No en balde hoy un grupo político se ha apropiado de un sinónimo de la Virgen: “Morena”, consciente de antemano de que, al igual que la identificación del viejo partido dominante que usaba como logo los colores de la bandera nacional, la sociedad mexicana se identifica con Morena, partido político que pretenciosamente se ufana en presentarse como “la esperanza de México” y en el cual militan algunos que antes fueron rabiosos jacobinos, orgullosos defensores a ultranza del laicismo mexicano.
Todo esto se ha ido construyendo a lo largo de más de cuatro siglos en donde, de generación en generación, una gran parte de los mexicanos ha seguido venerando la imagen de “La Guadalupana”, que no es otra sino la virgen María adaptada en una versión nacional y de la que los católicos suelen realzar el hecho de que tal cosa: “No lo ha hecho (la madre de Dios) con ninguna otra nación del mundo”.

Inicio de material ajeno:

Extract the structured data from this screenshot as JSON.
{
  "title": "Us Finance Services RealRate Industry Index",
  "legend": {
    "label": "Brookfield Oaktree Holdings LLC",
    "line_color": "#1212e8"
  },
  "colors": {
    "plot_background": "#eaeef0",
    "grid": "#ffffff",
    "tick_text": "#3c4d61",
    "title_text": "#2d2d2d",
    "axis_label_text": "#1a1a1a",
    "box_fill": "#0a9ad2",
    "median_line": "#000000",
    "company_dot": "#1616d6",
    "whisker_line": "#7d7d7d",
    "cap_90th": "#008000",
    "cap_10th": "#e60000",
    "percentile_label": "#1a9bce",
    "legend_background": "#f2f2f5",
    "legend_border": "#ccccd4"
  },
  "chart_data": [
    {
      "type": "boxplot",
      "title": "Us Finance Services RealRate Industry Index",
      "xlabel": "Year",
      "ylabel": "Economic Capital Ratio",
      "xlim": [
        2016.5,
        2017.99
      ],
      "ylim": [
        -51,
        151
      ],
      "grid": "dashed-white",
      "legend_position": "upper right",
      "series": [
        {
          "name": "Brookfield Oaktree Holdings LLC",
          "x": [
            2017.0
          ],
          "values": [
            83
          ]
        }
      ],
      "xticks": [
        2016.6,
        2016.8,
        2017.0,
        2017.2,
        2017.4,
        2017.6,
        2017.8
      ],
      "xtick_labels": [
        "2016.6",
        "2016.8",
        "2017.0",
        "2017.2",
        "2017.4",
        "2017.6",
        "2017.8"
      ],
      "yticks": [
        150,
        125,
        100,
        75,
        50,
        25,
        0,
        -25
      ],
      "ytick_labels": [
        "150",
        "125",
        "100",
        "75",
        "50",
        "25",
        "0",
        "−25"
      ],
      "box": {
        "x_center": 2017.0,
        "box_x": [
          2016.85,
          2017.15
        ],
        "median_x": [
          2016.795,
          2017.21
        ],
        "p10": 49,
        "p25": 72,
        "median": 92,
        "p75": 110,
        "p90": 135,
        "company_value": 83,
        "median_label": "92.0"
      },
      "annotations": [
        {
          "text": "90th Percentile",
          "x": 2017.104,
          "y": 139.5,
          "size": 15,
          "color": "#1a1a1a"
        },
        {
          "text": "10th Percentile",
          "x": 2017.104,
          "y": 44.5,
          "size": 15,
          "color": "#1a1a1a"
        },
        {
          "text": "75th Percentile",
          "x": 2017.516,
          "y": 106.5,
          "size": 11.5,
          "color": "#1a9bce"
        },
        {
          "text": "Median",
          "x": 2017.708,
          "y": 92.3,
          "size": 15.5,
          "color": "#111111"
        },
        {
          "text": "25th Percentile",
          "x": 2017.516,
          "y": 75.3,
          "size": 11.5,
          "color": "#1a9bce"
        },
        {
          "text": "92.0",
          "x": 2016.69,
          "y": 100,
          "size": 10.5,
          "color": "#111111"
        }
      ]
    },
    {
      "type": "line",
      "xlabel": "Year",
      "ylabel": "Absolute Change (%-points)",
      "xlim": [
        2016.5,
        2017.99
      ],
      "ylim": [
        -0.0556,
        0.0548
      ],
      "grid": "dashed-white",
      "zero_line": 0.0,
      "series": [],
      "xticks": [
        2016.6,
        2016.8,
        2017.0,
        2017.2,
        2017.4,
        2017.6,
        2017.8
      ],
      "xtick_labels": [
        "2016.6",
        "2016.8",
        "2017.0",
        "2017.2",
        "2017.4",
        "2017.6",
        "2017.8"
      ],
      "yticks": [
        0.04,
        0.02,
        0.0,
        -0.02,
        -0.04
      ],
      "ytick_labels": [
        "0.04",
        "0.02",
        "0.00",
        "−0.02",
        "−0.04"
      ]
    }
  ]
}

Pero más allá de la cuestión estrictamente religiosa, el peso del significado de Guadalupe Tonantzin nos sirve para que en cualquier circunstancia difícil, social o individual, los mexicanos acaben consciente o inconscientemente por confiar en ella como un símbolo de la continuidad de nuestra existencia como Nación.
La exposición que hoy presenta la Alcaldía de Coyoacán, a través de su dirección General de Cultura, nos muestra cómo esta imagen ha sido objeto de tratamientos artísticos múltiples a través de los siglos con distintos valores estéticos; su permanencia como motivo nos habla de la profundidad del arraigo de esta figura.
El visitante de la exposición debe mirarla y admirarla con los ojos con que asiste a una exposición de arte, más allá de sus creencias y convicciones religiosas, y advertir en ella el intento de un pueblo, de una nación, por encontrar su propia identidad.